Последнее дело - Гоблин MeXXanik
Его слова висели в воздухе неизбежностью.
Быстрее, чем староста успел сжать пальцы на прикладе, на него прыгнул Гришаня. Движение было стремительным и точным. Староста заскользил назад, обрез вылетел из рук, и звук падения оружия заглушил на миг все прочие шумы.
Никто из нас не успел ничего сделать. Реакция Гришани была такой, что время будто сжалось. Он накрыл старосту своим телом, прижал к полу. На мгновение мир уменьшился до тяжелого дыхания, до скрипящих половиц и до запаха подгоревшего в печи кислого хлеба.
Фома подошёл ближе к двери, дыша тяжело, но в голосе не было паники.
— Мы уйдем с ней. И никто нас не остановит. Но уйдем мы либо тихо и мирно, либо по вашим костям. Выбирайте.
Староста глухо выдохнул, глаза его выпучились. Сыновья его отодвинулись в сторону, не зная, что делать дальше.
— Скоро ночь. Вы не сможете выбраться из наших мест в темноте. Сгинете здесь. Или того хуже: вернетесь чудовищами…
Я посмотрел на Фому, на Гришаню, на заламывающую руки, причитающую Зинаиду. В груди жгло тревогой: ночь здесь и впрямь не за горами, и чутье подсказывало, что нужно было торопиться.
Староста очнулся и воспользовался заминкой. Он вскочил и схватил рогатину, которая по какой-то злой воле стояла у дверного косяка. Сыновья его тоже приготовились к драке. Глаза у всех троих горели одинаково: в них читалось не столько злость, сколько фанатичность.
Фома прижал Иришку крепче к себе, пытаясь не дать никому подойти. Гришаня рычал низко, уже совсем не по-человечески. Рычание становилось всё громче, и в нём вдруг прорезался волчий тембр, с хриплым эхом, от которого по спине пробежал холодок. Звериная натура взяла верх: глаза у него блеснули желтизной, а плечи будто расширились.
Староста вскрикнул высоким надтреснутым голосом:
— Осквернённый! В деревню проник осквернённый!
Его крик подхватили снаружи. Скрипнули ворота. Во дворе загрохотали шаги. Зинаида распахнула двери, и в дом ворвался солнечный свет и запах горелого. Двор был полон людей. Они кричали, кто-то держал вилы, кто-то топоры и уже знакомые рогатины. Аромат дыма и горячего воска смешался с сыростью земли после недавнего дождя.
Я вытер выступивший на лбу пот и сухо заметил:
— Ну вот, теперь всё как положено. Именно так и встречают некроманта.
Щёлкнул пальцами. Воздух загудел, завихрился, и из межмирья шагнул Митрич: широкоплечий, с засученными рукавами. В руке он держал пистолет, потускневший от времени, но по-прежнему грозный.

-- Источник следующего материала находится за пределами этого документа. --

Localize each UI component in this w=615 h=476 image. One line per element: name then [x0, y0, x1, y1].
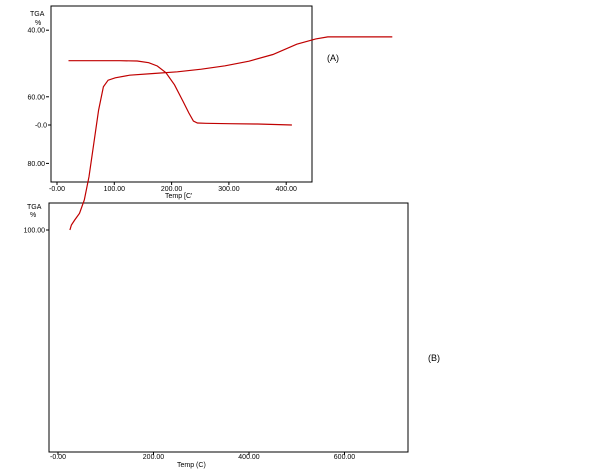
- chart-a-x-tick-label: 400.00: [275, 186, 297, 193]
- chart-b-x-tick-label: 400.00: [238, 454, 260, 461]
- chart-b-x-tick-label: 200.00: [143, 454, 165, 461]
- chart-a-x-tick-label: 200.00: [161, 186, 183, 193]
- chart-b-frame: [48, 202, 409, 453]
- chart-a-xlabel: Temp [C': [165, 193, 192, 200]
- chart-b-series-line: [69, 36, 393, 231]
- chart-b-y-tick-label: 100.00: [24, 228, 46, 235]
- chart-b-ylabel-line2: %: [30, 212, 36, 219]
- chart-b-xlabel: Temp (C): [177, 462, 206, 469]
- chart-b-y-tick-label: 60.00: [27, 94, 45, 101]
- chart-a-panel-label: (A): [327, 53, 339, 63]
- chart-a-y-ticks: -0.0: [35, 123, 51, 130]
- chart-b: TGA % -0.00 200.00 400.00 600.00 100.00 80.0…: [24, 28, 440, 469]
- chart-a-ylabel-line2: %: [35, 20, 41, 27]
- chart-a-x-tick-label: 100.00: [104, 186, 126, 193]
- chart-a-x-tick-label: 300.00: [218, 186, 240, 193]
- chart-a-y-tick-label: -0.0: [35, 123, 47, 130]
- chart-b-y-tick-label: 40.00: [27, 28, 45, 35]
- chart-b-panel-label: (B): [428, 353, 440, 363]
- chart-a-series-line: [68, 60, 292, 126]
- chart-b-x-tick-label: -0.00: [50, 454, 66, 461]
- chart-b-ylabel-line1: TGA: [27, 204, 42, 211]
- chart-a-x-ticks: -0.00 100.00 200.00 300.00 400.00: [49, 182, 297, 193]
- chart-b-y-tick-label: 80.00: [27, 161, 45, 168]
- chart-b-x-ticks: -0.00 200.00 400.00 600.00: [50, 452, 355, 461]
- chart-a-frame: [50, 5, 313, 183]
- chart-a: TGA % -0.00 100.00 200.00 300.00 400.00 -0.0…: [30, 5, 339, 200]
- chart-b-y-ticks: 100.00 80.00 60.00 40.00: [24, 28, 49, 235]
- chart-a-ylabel-line1: TGA: [30, 11, 45, 18]
- chart-a-x-tick-label: -0.00: [49, 186, 65, 193]
- chart-b-x-tick-label: 600.00: [334, 454, 356, 461]
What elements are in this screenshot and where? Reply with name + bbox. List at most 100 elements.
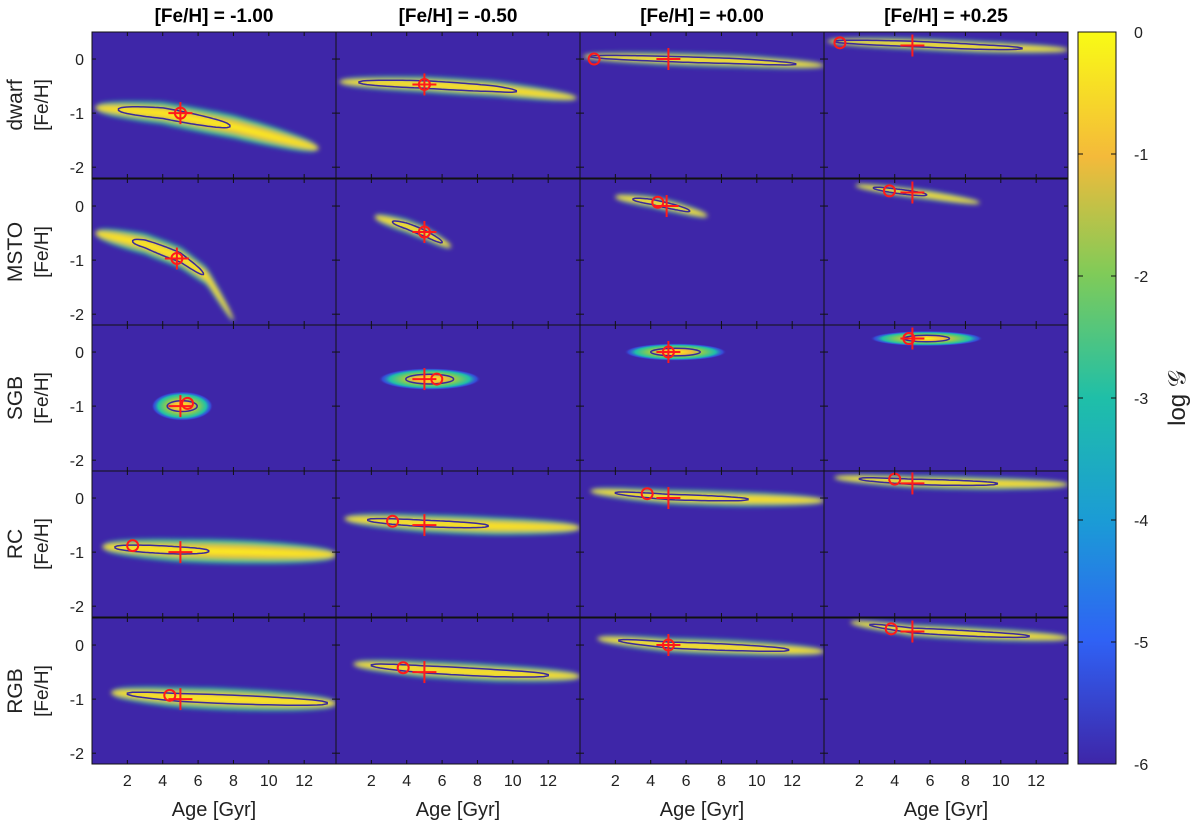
density-band	[95, 232, 234, 320]
row-label: dwarf	[4, 79, 27, 131]
heatmap-panel	[91, 31, 337, 179]
x-tick-label: 8	[229, 773, 238, 790]
x-tick-label: 4	[890, 773, 899, 790]
contour-line	[589, 54, 797, 66]
contour-line	[126, 691, 328, 706]
y-tick-label: -2	[70, 160, 84, 177]
colorbar-tick-label: -2	[1134, 269, 1148, 286]
estimate-circle	[430, 372, 444, 386]
row-label: MSTO	[4, 222, 27, 282]
x-tick-label: 2	[367, 773, 376, 790]
panel-background	[336, 32, 580, 178]
contour-line	[833, 39, 1023, 51]
density-band	[597, 638, 824, 652]
x-tick-label: 2	[611, 773, 620, 790]
panel-background	[824, 471, 1068, 617]
colorbar-label: log 𝒢	[1164, 370, 1191, 426]
density-band	[590, 490, 824, 501]
y-tick-label: 0	[75, 345, 84, 362]
row-label: RGB	[4, 668, 27, 714]
panel-background	[336, 471, 580, 617]
heatmap-panel	[823, 31, 1069, 179]
panel-background	[824, 32, 1068, 178]
density-band	[583, 56, 824, 66]
x-tick-label: 4	[158, 773, 167, 790]
x-tick-label: 10	[748, 773, 766, 790]
y-tick-label: -2	[70, 599, 84, 616]
density-band	[374, 216, 451, 247]
density-band	[850, 622, 1068, 639]
panel-background	[824, 325, 1068, 471]
x-tick-label: 6	[682, 773, 691, 790]
panel-background	[336, 325, 580, 471]
x-tick-label: 12	[783, 773, 801, 790]
estimate-circle	[386, 514, 400, 528]
estimate-circle	[417, 225, 431, 239]
heatmap-panel	[335, 31, 581, 179]
density-band	[827, 41, 1068, 50]
y-tick-label: 0	[75, 638, 84, 655]
heatmap-panel	[335, 324, 581, 472]
y-tick-label: -1	[70, 106, 84, 123]
contour-line	[405, 373, 455, 385]
panel-background	[336, 179, 580, 325]
heatmap-panel	[579, 178, 825, 326]
colorbar-tick-label: -5	[1134, 635, 1148, 652]
y-tick-label: 0	[75, 199, 84, 216]
colorbar-tick-label: 0	[1134, 25, 1143, 42]
row-label: RC	[4, 529, 27, 559]
x-tick-label: 12	[539, 773, 557, 790]
estimate-circle	[173, 106, 187, 120]
panel-background	[824, 179, 1068, 325]
estimate-circle	[884, 622, 898, 636]
x-tick-label: 12	[1027, 773, 1045, 790]
contour-line	[649, 347, 701, 357]
contour-line	[114, 544, 210, 555]
estimate-circle	[902, 332, 916, 346]
y-tick-label: -1	[70, 399, 84, 416]
estimate-circle	[170, 251, 184, 265]
y-tick-label: -2	[70, 746, 84, 763]
estimate-circle	[396, 661, 410, 675]
density-band	[353, 663, 580, 677]
heatmap-panel	[335, 470, 581, 618]
heatmap-panel	[823, 617, 1069, 765]
contour-line	[391, 220, 443, 244]
panel-frame	[823, 617, 1069, 765]
heatmap-panel	[91, 324, 337, 472]
y-tick-label: -1	[70, 253, 84, 270]
x-axis-label: Age [Gyr]	[172, 799, 256, 821]
heatmap-panel	[335, 617, 581, 765]
heatmap-panel	[579, 324, 825, 472]
panel-background	[92, 325, 336, 471]
x-tick-label: 10	[992, 773, 1010, 790]
contour-line	[358, 79, 518, 94]
heatmap-panel	[823, 178, 1069, 326]
contour-line	[367, 517, 489, 529]
heatmap-panel	[91, 617, 337, 765]
estimate-circle	[661, 638, 675, 652]
x-tick-label: 2	[855, 773, 864, 790]
density-band	[339, 80, 577, 99]
x-axis-label: Age [Gyr]	[660, 799, 744, 821]
heatmap-panel	[823, 470, 1069, 618]
x-axis-label: Age [Gyr]	[416, 799, 500, 821]
x-tick-label: 8	[717, 773, 726, 790]
estimate-circle	[651, 195, 665, 209]
column-title: [Fe/H] = -0.50	[399, 6, 518, 27]
panel-frame	[823, 31, 1069, 179]
panel-background	[92, 179, 336, 325]
estimate-circle	[587, 52, 601, 66]
y-tick-label: -2	[70, 453, 84, 470]
density-blob	[869, 330, 984, 347]
y-tick-label: -1	[70, 692, 84, 709]
density-band	[95, 106, 319, 149]
column-title: [Fe/H] = +0.00	[640, 6, 764, 27]
colorbar-tick-label: -3	[1134, 391, 1148, 408]
row-label: SGB	[4, 376, 27, 420]
contour-line	[872, 186, 928, 197]
heatmap-panel	[579, 617, 825, 765]
heatmap-panel	[91, 178, 337, 326]
x-tick-label: 6	[194, 773, 203, 790]
contour-line	[869, 623, 1030, 639]
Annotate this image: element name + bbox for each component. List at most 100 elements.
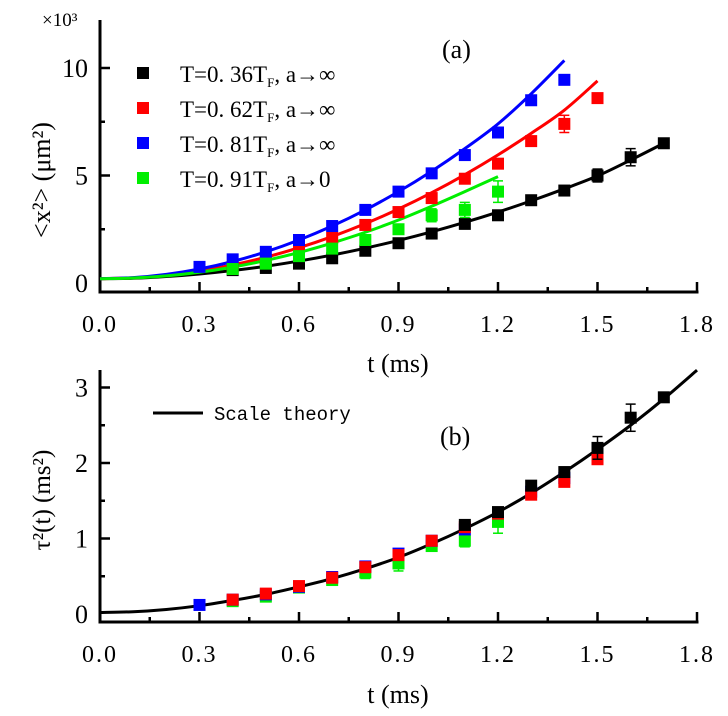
legend-label-tail: , a→∞: [274, 62, 335, 87]
x-tick-label-a: 0.3: [182, 312, 218, 338]
legend-label-subscript: F: [267, 75, 274, 90]
legend-label-series-2: T=0. 81TF, a→∞: [180, 132, 335, 160]
x-tick-label-b: 0.3: [182, 642, 218, 668]
data-point-series-2: [193, 598, 206, 611]
data-point-series-0: [458, 518, 471, 531]
legend-label-main: T=0. 36T: [180, 62, 267, 87]
legend-label-main: T=0. 91T: [180, 167, 267, 192]
data-point-series-0: [591, 169, 604, 182]
data-point-series-1: [226, 593, 239, 606]
legend-label-series-1: T=0. 62TF, a→∞: [180, 97, 335, 125]
data-point-series-3: [293, 250, 305, 263]
data-point-series-0: [657, 391, 670, 404]
data-point-series-1: [425, 534, 438, 547]
y-tick-label-a: 5: [75, 162, 88, 191]
data-point-series-3: [326, 242, 339, 255]
data-point-series-1: [525, 135, 538, 148]
data-point-series-1: [525, 488, 538, 501]
y-tick-label-b: 2: [75, 449, 88, 478]
data-point-series-1: [492, 157, 504, 170]
x-tick-label-b: 1.8: [679, 642, 715, 668]
x-tick-label-b: 0.6: [281, 642, 317, 668]
legend-label-subscript: F: [267, 145, 274, 160]
legend-label-main: T=0. 81T: [180, 132, 267, 157]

Рядом проявился его напарник, а потом и Минин с топором, вокруг лезвия которого уже крутились ветерки темного пламени. Они заняли позиции у порога, будто вернулись к службе, прерванной лишь смертью.
— Вот так, значит, нашего хозяина встречают, — проворчал Митрич. — Ну, сейчас посмотрим, кто из них первый захочет обратно в хлев.
Он поправил воротник куртки и сделал шаг вперёд. Второй бандит молча обвел взглядом сборище и хрипло усмехнулся. А Минин задышал глубже, видимо, готовясь к резне.
Вид моих помощников отрезвил толпу. Не каждый день можно увидеть материализовавшихся призраков, которые ничем не напоминали миньонов других аристократов.
Послышался испуганный ропот, кто-то отшатнулся, кто-то выронил вилы.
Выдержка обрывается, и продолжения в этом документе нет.